Following the Great Financial Crisis, many supervisors have been tasked with a multitude of new objectives layered atop the core safety and soundness (S&S) mandate, which is difficult to define. Some of these new remits are broad and driven by governmental priorities, clouding the demarcation between prudential and political spheres.
As supervisory remits multiply and converge with political interests, the potential for conflicts between S&S and other mandates grow. Actions taken by supervisors to fulfil their expanded role affect broader segments of society. This calls for a robust accountability regime to assess supervisors' performance. In practice, such mechanisms are difficult to implement due to challenges in prioritising, defining, measuring, and overseeing multiple supervisory mandates.
Legislative bodies can strengthen the accountability of supervisors by prioritising the S&S mandate and setting clear objectives that supervisors can report on. The establishment of independent oversight bodies to assess supervisors' performance can further enhance accountability.
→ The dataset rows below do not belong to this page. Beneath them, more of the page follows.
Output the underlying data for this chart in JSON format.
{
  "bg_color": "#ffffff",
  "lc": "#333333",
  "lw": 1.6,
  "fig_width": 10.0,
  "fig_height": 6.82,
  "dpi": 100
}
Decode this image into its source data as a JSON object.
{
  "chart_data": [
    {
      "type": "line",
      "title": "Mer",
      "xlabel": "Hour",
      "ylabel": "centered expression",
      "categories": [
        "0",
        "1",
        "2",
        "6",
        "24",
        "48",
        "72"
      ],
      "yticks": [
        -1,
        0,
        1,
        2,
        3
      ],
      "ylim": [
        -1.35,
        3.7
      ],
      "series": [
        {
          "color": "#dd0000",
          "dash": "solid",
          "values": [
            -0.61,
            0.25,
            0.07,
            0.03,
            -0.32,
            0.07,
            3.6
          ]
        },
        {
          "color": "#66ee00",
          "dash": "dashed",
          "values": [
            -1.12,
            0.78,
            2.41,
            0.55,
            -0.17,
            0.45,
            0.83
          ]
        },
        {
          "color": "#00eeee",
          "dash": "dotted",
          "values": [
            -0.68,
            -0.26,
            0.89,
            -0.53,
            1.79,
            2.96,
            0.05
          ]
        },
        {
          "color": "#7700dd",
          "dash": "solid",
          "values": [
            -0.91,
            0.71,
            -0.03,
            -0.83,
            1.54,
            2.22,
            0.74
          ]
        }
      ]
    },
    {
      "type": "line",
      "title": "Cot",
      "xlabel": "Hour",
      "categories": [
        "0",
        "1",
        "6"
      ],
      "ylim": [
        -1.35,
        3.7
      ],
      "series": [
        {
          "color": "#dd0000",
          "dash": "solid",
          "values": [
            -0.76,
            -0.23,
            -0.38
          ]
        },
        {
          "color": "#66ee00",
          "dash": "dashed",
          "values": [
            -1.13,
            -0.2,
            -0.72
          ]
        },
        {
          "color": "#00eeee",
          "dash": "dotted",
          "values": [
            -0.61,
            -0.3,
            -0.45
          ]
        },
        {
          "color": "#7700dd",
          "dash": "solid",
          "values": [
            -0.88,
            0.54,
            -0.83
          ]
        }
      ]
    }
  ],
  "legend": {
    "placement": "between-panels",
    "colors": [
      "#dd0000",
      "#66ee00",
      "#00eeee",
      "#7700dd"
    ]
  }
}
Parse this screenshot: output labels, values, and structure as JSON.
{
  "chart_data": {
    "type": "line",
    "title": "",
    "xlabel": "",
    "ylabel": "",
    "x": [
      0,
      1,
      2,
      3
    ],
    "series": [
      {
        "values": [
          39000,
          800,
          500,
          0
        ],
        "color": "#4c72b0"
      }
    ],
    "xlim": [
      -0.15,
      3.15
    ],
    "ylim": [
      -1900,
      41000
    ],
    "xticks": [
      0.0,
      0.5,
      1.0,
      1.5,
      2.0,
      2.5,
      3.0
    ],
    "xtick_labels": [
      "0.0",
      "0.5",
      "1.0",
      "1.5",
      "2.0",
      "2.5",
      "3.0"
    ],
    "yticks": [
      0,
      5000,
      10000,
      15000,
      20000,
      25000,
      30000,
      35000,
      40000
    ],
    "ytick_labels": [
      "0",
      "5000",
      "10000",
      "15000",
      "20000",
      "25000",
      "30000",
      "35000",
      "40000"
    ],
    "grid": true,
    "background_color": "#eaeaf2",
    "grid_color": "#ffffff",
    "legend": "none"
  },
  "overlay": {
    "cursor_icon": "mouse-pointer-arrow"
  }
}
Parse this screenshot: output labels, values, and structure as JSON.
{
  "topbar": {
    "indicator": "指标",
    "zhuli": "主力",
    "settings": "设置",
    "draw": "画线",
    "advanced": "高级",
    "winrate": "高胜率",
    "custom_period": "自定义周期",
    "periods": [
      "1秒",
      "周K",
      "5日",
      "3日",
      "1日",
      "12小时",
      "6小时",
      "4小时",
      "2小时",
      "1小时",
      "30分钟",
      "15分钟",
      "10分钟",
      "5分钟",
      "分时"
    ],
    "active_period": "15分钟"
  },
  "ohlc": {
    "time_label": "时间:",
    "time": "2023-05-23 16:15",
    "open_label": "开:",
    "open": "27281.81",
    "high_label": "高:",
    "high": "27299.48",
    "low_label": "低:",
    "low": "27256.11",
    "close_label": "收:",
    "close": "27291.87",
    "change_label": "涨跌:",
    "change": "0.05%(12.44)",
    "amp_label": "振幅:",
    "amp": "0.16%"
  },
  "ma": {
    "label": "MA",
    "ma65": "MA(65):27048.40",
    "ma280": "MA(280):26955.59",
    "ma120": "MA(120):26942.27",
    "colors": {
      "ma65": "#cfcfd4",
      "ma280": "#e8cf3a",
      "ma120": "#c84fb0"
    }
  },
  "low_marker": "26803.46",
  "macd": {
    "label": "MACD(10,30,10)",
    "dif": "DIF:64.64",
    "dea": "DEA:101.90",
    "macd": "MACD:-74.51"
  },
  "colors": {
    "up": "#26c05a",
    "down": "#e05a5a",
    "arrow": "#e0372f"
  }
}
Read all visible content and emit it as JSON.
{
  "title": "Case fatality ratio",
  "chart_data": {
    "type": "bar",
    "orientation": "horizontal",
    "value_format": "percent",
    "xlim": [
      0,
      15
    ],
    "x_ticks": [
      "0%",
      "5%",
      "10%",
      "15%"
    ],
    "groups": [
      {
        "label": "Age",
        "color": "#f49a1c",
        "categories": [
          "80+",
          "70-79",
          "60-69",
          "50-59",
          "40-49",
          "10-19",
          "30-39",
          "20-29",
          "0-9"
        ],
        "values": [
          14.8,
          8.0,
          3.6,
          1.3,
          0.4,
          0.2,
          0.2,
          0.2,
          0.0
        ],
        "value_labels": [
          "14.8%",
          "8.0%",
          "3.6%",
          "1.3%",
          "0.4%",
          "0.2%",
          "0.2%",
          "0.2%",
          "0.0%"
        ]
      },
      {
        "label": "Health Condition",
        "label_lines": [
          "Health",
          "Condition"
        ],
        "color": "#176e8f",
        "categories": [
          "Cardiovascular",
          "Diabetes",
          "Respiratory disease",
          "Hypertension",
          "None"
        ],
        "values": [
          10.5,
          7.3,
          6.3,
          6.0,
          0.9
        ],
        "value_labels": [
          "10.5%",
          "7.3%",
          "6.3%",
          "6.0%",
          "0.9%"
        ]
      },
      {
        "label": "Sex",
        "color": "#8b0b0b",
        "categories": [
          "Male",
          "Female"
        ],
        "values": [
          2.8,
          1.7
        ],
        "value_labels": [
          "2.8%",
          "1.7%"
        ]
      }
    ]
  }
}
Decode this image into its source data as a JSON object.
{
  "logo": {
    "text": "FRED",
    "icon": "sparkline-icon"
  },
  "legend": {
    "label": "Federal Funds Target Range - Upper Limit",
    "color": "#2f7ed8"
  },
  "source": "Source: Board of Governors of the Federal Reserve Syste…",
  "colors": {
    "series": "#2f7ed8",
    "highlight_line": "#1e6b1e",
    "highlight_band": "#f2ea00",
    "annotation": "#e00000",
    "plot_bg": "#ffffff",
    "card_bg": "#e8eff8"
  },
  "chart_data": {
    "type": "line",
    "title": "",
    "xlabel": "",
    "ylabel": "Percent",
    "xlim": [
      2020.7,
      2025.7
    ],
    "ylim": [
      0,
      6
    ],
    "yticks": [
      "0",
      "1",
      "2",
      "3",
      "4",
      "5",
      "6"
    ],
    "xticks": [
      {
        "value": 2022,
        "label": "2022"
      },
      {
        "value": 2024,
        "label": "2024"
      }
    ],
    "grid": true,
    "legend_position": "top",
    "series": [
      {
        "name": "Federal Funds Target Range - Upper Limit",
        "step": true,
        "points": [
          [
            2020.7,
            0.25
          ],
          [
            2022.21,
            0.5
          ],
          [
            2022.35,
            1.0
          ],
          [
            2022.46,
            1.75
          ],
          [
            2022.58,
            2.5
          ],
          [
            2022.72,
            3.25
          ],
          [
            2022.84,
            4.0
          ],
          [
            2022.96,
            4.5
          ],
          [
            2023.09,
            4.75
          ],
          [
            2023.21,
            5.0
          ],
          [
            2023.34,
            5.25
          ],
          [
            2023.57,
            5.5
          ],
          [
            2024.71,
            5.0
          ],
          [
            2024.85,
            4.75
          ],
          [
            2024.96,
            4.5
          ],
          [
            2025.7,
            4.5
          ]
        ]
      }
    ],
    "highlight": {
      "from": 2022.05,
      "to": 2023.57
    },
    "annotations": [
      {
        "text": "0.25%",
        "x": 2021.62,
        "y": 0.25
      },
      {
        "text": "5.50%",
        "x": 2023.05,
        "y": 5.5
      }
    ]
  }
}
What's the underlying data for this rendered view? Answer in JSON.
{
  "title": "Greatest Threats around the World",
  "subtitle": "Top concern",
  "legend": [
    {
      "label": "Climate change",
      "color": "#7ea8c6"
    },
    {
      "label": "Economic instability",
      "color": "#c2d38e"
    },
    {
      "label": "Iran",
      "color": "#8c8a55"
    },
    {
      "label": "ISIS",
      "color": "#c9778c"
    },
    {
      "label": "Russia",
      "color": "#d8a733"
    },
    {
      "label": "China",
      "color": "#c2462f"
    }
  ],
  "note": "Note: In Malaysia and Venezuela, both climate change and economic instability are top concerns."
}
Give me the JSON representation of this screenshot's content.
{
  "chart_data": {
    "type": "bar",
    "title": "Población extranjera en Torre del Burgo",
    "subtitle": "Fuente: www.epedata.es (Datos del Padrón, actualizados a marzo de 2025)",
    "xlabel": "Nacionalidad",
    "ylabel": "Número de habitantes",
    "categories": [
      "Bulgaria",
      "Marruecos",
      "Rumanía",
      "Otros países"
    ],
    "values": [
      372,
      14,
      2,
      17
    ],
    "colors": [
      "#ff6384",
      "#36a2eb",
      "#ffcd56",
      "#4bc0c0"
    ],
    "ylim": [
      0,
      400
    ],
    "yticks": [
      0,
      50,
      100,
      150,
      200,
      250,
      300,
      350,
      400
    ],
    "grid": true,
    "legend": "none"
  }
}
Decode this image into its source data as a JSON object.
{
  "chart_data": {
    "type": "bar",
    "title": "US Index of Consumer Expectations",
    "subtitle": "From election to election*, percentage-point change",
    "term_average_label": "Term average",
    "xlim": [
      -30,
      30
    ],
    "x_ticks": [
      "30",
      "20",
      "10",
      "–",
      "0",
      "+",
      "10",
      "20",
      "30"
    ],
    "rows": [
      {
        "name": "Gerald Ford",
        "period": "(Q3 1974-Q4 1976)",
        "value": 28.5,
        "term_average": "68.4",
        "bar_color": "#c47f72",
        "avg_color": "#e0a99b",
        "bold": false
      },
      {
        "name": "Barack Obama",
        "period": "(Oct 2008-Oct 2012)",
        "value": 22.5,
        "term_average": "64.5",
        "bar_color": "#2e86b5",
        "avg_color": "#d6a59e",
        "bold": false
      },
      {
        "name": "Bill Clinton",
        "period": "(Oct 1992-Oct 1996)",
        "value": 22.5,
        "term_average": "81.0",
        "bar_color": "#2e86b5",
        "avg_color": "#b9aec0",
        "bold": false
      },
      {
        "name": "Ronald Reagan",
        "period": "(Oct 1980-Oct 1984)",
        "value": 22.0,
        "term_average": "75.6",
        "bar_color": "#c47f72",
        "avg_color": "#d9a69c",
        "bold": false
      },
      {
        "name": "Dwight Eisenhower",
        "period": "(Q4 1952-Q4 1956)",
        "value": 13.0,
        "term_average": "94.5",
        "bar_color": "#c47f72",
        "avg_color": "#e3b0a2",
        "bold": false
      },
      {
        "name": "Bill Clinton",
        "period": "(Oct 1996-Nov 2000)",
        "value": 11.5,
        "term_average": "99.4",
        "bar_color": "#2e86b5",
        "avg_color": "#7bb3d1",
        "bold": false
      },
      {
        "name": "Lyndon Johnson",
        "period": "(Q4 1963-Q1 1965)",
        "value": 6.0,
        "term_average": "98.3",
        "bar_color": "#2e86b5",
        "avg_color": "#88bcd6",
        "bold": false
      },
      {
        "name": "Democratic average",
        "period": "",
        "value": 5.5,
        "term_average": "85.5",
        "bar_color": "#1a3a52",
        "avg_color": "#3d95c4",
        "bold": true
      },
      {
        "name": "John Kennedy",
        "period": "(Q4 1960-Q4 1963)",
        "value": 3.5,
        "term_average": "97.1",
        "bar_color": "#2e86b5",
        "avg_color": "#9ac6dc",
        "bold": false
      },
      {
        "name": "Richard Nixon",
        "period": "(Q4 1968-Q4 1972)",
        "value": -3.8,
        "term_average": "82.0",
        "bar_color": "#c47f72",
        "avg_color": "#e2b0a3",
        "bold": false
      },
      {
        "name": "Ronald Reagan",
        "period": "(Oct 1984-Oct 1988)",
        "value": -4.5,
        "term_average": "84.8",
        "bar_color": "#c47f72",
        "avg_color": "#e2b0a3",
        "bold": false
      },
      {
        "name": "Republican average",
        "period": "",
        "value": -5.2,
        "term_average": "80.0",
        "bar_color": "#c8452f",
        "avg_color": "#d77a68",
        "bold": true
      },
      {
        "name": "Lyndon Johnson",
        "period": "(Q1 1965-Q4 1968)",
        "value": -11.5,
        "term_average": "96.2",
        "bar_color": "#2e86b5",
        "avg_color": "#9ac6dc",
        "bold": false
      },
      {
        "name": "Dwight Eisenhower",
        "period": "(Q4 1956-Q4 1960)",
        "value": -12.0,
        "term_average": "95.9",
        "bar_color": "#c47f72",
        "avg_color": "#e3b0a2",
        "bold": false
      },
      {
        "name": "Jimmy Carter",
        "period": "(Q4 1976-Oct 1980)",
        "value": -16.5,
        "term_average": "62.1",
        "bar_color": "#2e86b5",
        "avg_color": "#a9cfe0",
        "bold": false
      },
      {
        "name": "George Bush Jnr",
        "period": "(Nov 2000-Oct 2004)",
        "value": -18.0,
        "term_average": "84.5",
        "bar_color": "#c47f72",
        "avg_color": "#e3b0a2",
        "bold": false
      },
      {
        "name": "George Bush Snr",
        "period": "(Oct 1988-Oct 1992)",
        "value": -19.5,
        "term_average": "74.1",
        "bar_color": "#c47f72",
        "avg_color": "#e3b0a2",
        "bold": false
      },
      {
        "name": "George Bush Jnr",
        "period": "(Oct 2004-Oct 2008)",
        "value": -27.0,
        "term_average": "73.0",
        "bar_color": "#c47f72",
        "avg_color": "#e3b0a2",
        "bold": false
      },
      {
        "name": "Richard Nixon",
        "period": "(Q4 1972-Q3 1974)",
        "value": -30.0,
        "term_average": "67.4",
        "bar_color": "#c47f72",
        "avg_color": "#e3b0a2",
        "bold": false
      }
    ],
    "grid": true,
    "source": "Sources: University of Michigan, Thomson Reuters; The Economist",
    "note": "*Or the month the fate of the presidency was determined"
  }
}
Banking authorities can also foster accountability by publishing statements on their interpretation of S&S and other remits and how they plan to fulfil them. Self-assessments – backed by a range of well designed metrics that consider outcomes – can help stakeholders better evaluate how they deliver the S&S and other remits.
Robust accountability regimes need to be balanced with mechanisms to shield supervisors' from undue political or industry interference and to preserve their operational independence.